Le siguieron y entraron en la granja. El salón había sido acondicionado como un puesto de mando, con radio y mapas a gran escala sujetos a la pared. La carretera que conducía a Belle Ile estaba perfectamente indicada.
– Excelente -dijo Schellenberg-. Dígame algo:
¿con qué propósito se halla estacionada aquí su unidad?
– En misión de seguridad, general. Patrullamos la zona y tratamos de mantener a raya a la Resistencia francesa.
– ¿Les plantean muchos problemas?
– En realidad, no -contestó Kramer echándose a reír-. En esta unidad sólo me quedan treinta y cinco hombres. Tuvimos suerte de poder salir de Stalin- grado a tiempo. Esto es una especie de cura de descanso para nosotros.
Salieron al exterior y, al regresar al coche, Devlin dijo:
– Creta y el Afrika Korps, por lo que veo, además de Stalingrado. ¿Conoció usted a Steiner?
Hasta los hombres que estaban limpiando las armas levantaron las cabezas al oír mencionar el nombre.
– ¿El coronel Kurt Steiner? -preguntó Kramer-. ¿Quién no lo conoce en nuestras unidades? Es una leyenda en el regimiento paracaidista.
– ¿Quiere decir que lo conoce personalmente?
– Lo he visto en varias ocasiones. ¿Y usted, lo conoce?
– Desde luego que sí.; -Hemos oído rumores de que ha muerto -dijo Kramer.
– Ah, no deben ustedes creer todo lo que se diga por ahí -le dijo Devlin.
– Capitán -se despidió Schellenberg devolviéndole el saludo cuando Asa condujo el coche, alejándose.
– Santo Dios -dijo Devlin-, a veces me pregunto por qué Steiner no se abre paso de regreso a través del canal, caminando sobre las aguas.

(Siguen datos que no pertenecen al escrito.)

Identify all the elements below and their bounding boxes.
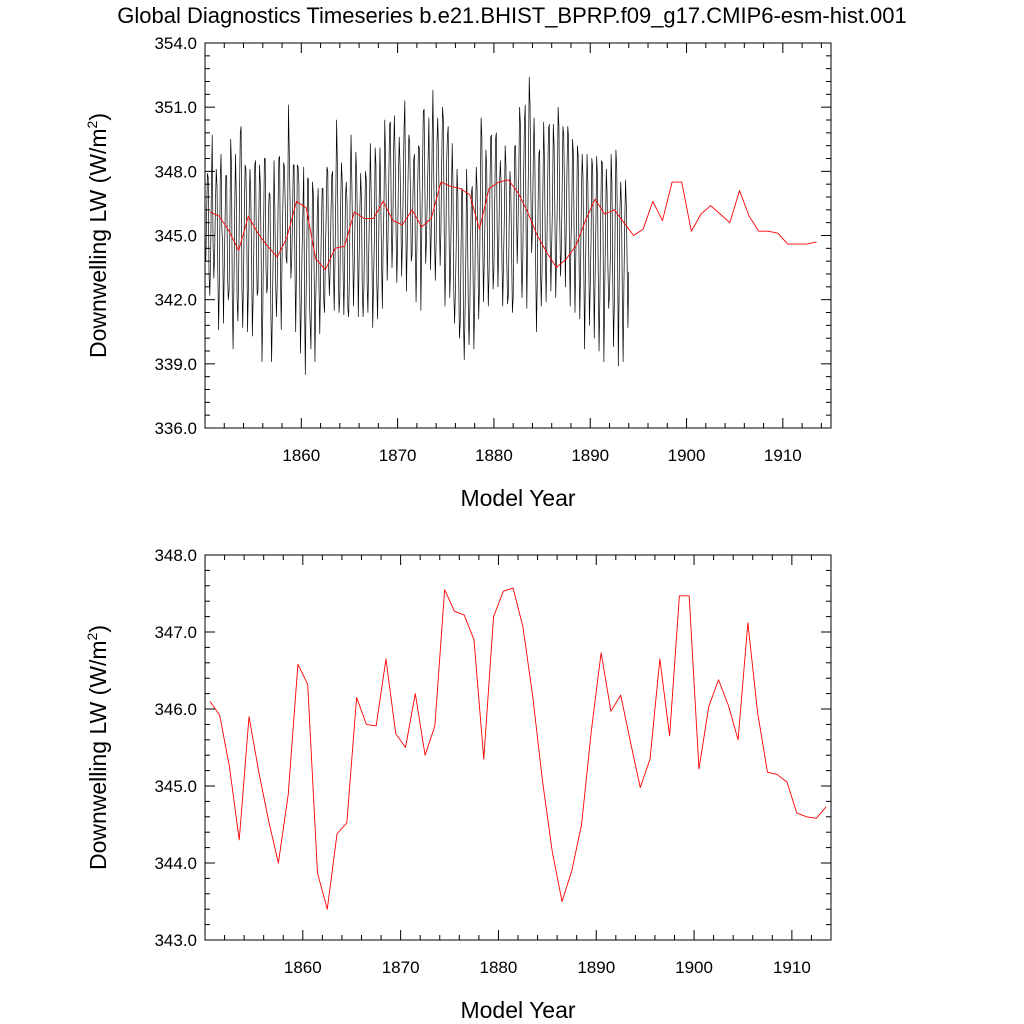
monthly-line (204, 76, 630, 375)
y-axis-title-superscript: 2 (84, 632, 100, 640)
x-tick-label: 1860 (282, 446, 320, 465)
annual-mean-line (209, 587, 827, 910)
y-tick-label: 339.0 (154, 355, 197, 374)
y-axis-title: Downwelling LW (W/m2) (84, 113, 111, 358)
x-tick-label: 1910 (773, 958, 811, 977)
x-tick-label: 1880 (475, 446, 513, 465)
y-tick-label: 342.0 (154, 291, 197, 310)
y-tick-label: 343.0 (154, 931, 197, 950)
annual-mean-line (209, 179, 817, 271)
x-axis-title: Model Year (460, 997, 575, 1023)
top-chart-panel: 1860 1870 1880 1890 1900 1910 336.0 339.0 342.0 3… (84, 34, 832, 511)
y-tick-label: 345.0 (154, 777, 197, 796)
y-tick-label: 345.0 (154, 227, 197, 246)
y-tick-label: 347.0 (154, 623, 197, 642)
x-tick-label: 1890 (571, 446, 609, 465)
y-tick-label: 351.0 (154, 98, 197, 117)
y-axis-title-close: ) (85, 113, 111, 121)
bottom-chart-panel: 1860 1870 1880 1890 1900 1910 343.0 344.0 345.0 3… (84, 546, 832, 1023)
y-tick-label: 348.0 (154, 546, 197, 565)
y-axis-title-superscript: 2 (84, 120, 100, 128)
x-tick-label: 1890 (577, 958, 615, 977)
x-tick-label: 1900 (675, 958, 713, 977)
page-title: Global Diagnostics Timeseries b.e21.BHIS… (117, 3, 907, 28)
x-tick-label: 1870 (379, 446, 417, 465)
y-tick-label: 336.0 (154, 419, 197, 438)
y-tick-label: 344.0 (154, 854, 197, 873)
x-tick-label: 1860 (284, 958, 322, 977)
y-axis-title: Downwelling LW (W/m2) (84, 625, 111, 870)
x-axis-title: Model Year (460, 485, 575, 511)
x-tick-label: 1910 (764, 446, 802, 465)
x-tick-label: 1880 (480, 958, 518, 977)
y-tick-label: 354.0 (154, 34, 197, 53)
y-axis-title-close: ) (85, 625, 111, 633)
x-tick-label: 1870 (382, 958, 420, 977)
y-tick-label: 346.0 (154, 700, 197, 719)
x-tick-label: 1900 (668, 446, 706, 465)
y-tick-label: 348.0 (154, 162, 197, 181)
plot-frame (204, 554, 832, 941)
y-axis-title-text: Downwelling LW (W/m (85, 128, 111, 358)
y-axis-title-text: Downwelling LW (W/m (85, 640, 111, 870)
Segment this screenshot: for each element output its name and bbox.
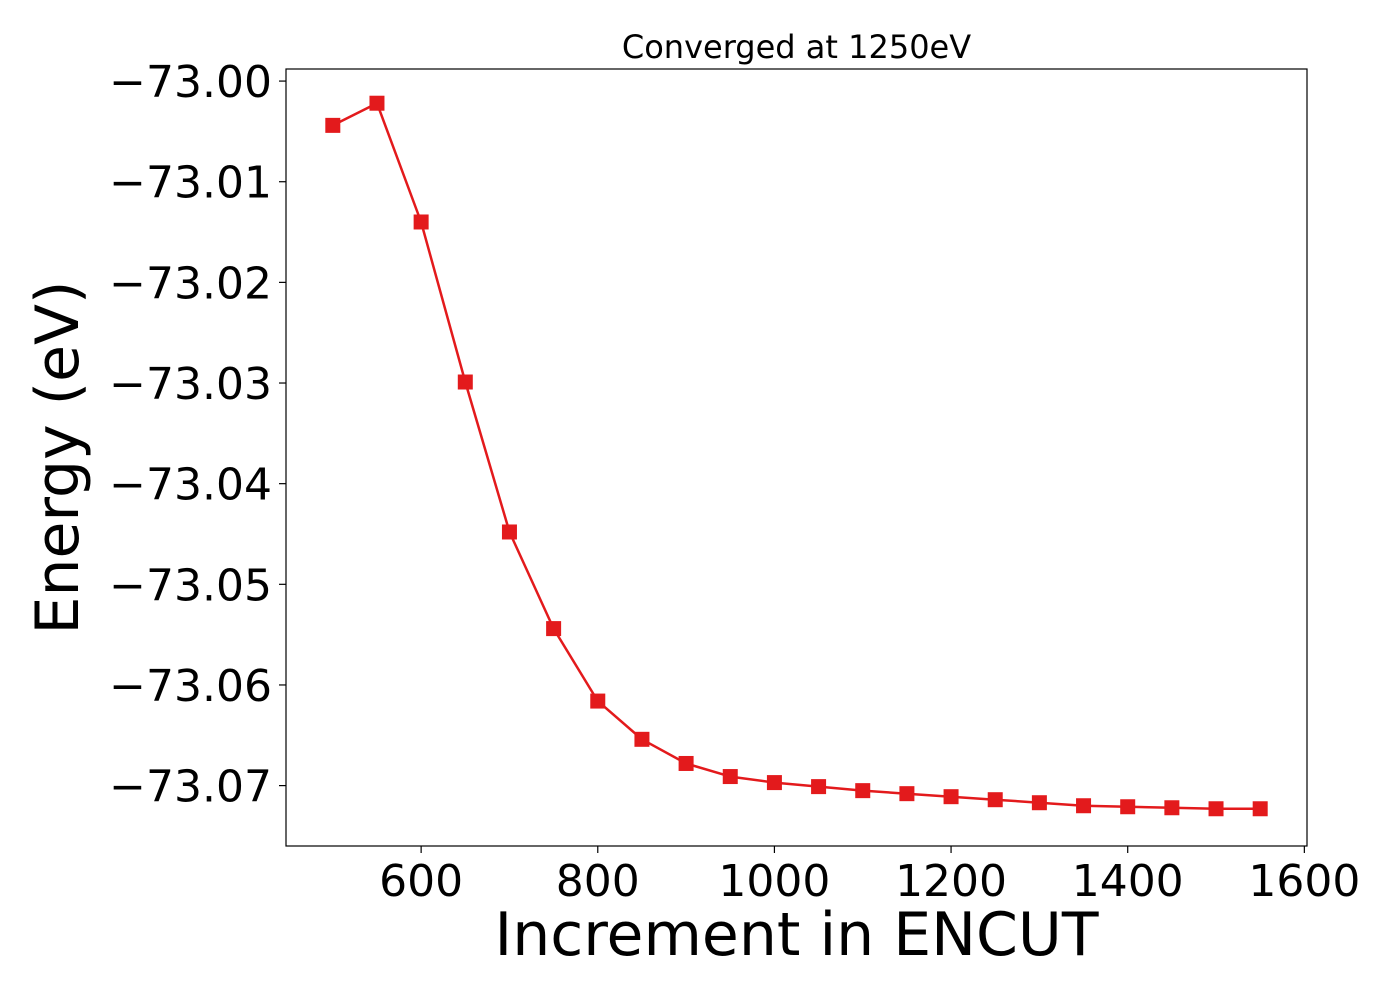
data-point [899, 786, 915, 802]
data-point [1076, 798, 1092, 814]
data-point [1164, 800, 1180, 816]
data-point [457, 374, 473, 390]
y-tick-label: −73.05 [109, 560, 272, 611]
y-axis-ticks: −73.00 −73.01 −73.02 −73.03 −73.04 −73.05 −73.… [109, 57, 286, 813]
data-point [590, 693, 606, 709]
y-tick-label: −73.07 [109, 762, 272, 813]
y-axis-label: Energy (eV) [23, 281, 93, 635]
data-point [766, 775, 782, 791]
data-point [546, 621, 562, 637]
data-point [1031, 795, 1047, 811]
x-axis-label: Increment in ENCUT [495, 900, 1099, 970]
data-point [325, 117, 341, 133]
data-point [634, 731, 650, 747]
data-point [855, 783, 871, 799]
x-tick-label: 1600 [1248, 856, 1360, 907]
data-point [1208, 801, 1224, 817]
y-tick-label: −73.00 [109, 57, 272, 108]
data-point [369, 95, 385, 111]
plot-frame [285, 68, 1308, 847]
y-tick-label: −73.01 [109, 158, 272, 209]
x-tick-label: 800 [556, 856, 640, 907]
chart-title: Converged at 1250eV [622, 28, 971, 66]
x-tick-label: 1400 [1072, 856, 1184, 907]
plot-series [325, 95, 1268, 817]
x-axis-ticks: 600 800 1000 1200 1400 1600 [379, 846, 1360, 907]
data-point [722, 769, 738, 785]
x-tick-label: 600 [379, 856, 463, 907]
data-point [501, 524, 517, 540]
data-point [1120, 799, 1136, 815]
data-point [811, 779, 827, 795]
data-point [943, 789, 959, 805]
data-point [678, 755, 694, 771]
y-tick-label: −73.06 [109, 661, 272, 712]
data-point [1252, 801, 1268, 817]
x-tick-label: 1200 [895, 856, 1007, 907]
y-tick-label: −73.04 [109, 460, 272, 511]
series-line [332, 101, 1261, 811]
data-point [413, 214, 429, 230]
y-tick-label: −73.03 [109, 359, 272, 410]
data-point [987, 792, 1003, 808]
x-tick-label: 1000 [718, 856, 830, 907]
y-tick-label: −73.02 [109, 258, 272, 309]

Belle Ile era realmente espectacular, un castillo coronando una colina junto al mar, con un vasto estuario extendiéndose delante, y la orilla cubierta de arena allí donde se había retirado la marea. Asa dirigió el vehículo hacia la única carretera que serpenteaba hasta el castillo. Había un estrecho puente que salvaba un foso, aunque más bien parecía una garganta. Dos grandes puertas permanecían abiertas en una entrada en forma de arco; desembocaron en un patio interno empedrado. Asa frenó a los pies de unos amplios escalones que conducían a la entrada principal, con muros y torres elevándose por encima de ellos.